Time for a more active roleThe United States and China agree on the urgency of containing North Korea’s nuclear weapons program. But they are still poles apart on the means. Washington maintains Beijing could do more and should exercise its “unique” influence on Pyongyang. It believes that China - still the primary economic supporter of the North - can reign in Pyongyang if it has the will. Beijing thinks the opposite. It sees the key to the North Korean nuclear problem in the Washington-Pyongyang relationship. It believes America and North Korea can talk out the problem through a quid-pro-quo deal. In a recent high-level strategic dialogue in Beijing, the two sides reconfirmed their divergent differences on the solution to the nuclear issue.
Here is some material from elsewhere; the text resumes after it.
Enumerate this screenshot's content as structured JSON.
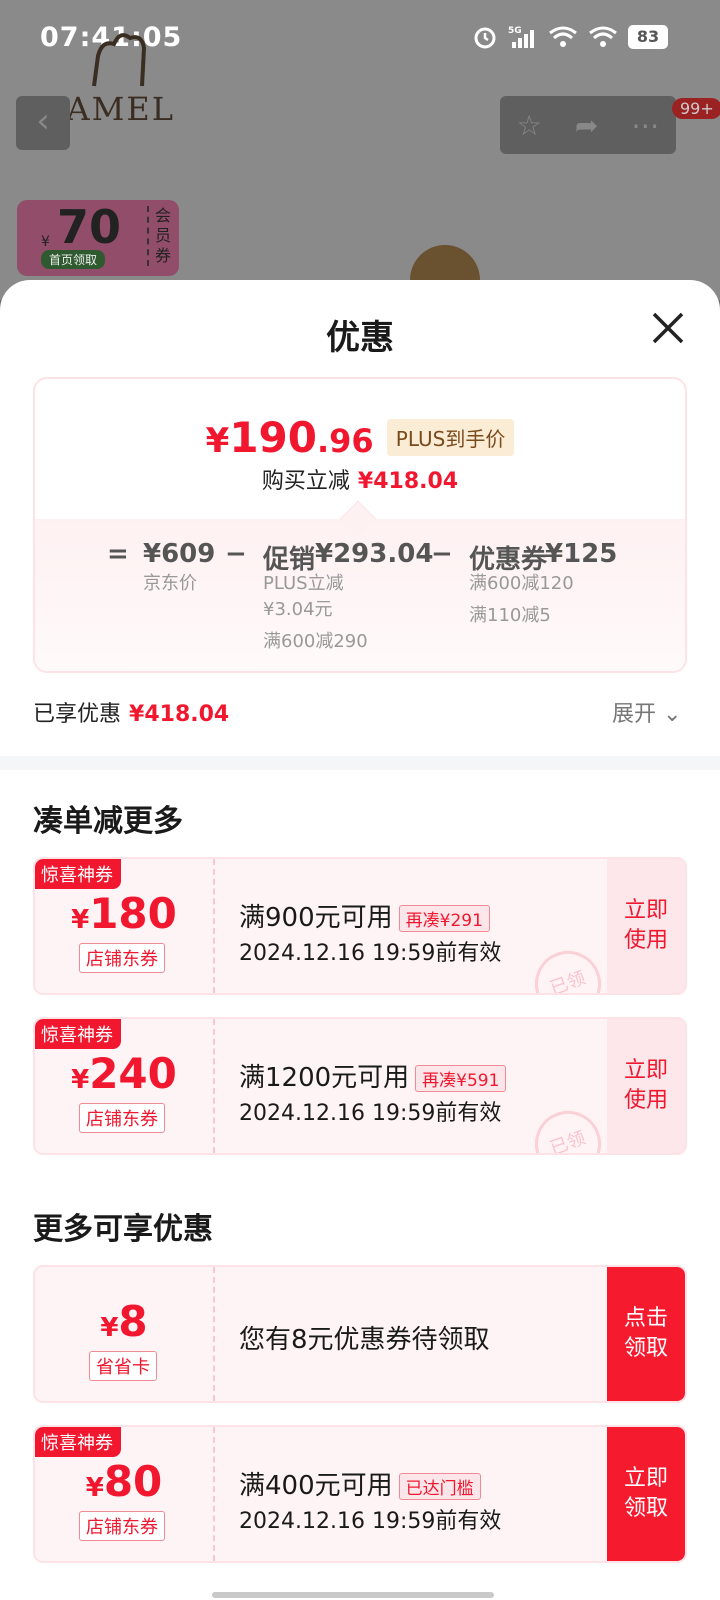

In a press conference following the 6th U.S.-China Strategic and Economic Dialogue, U.S. Secretary of State John Kerry said the two countries “agreed on an important urgency of achieving a denuclearized, stable and prosperous Korean Peninsula, and we discussed specific ways in which we can advance that goal.” He did not elaborate on meaning of “specific ways.” “We both understand that there’s more we can do in order to bring North Korea into compliance with its obligations to denuclearize,” he said, again falling short of presenting a concrete action plan. The run-of-the-mill rhetoric suggests the two countries still haven’t reached an agreement to renew stalled six-party talks. Washington demands concrete actions and commitment from Pyongyang before the negotiations can resume, while Beijing argues it is more important to first draw Pyongyang back to the negotiating table. Beijing claims Pyongyang will never walk into the dialogue unless Washington lowers the bar.
The United States spent the past five years using so-called “strategic patience.” Many among Barack Obama’s inner circle criticize this policy. Robert Einhorn, former special adviser for nonproliferation and arms control at the State Department, said the Obama administration’s policy of resisting engagement with North Korea in favor of political and economic pressure has not produced any better results than previous policies and urged Washington to hold bilateral talks with Pyongyang.
It is time for South Korea to play a more active role. It must come up with inventive ways to persuade America and China to find a middle ground.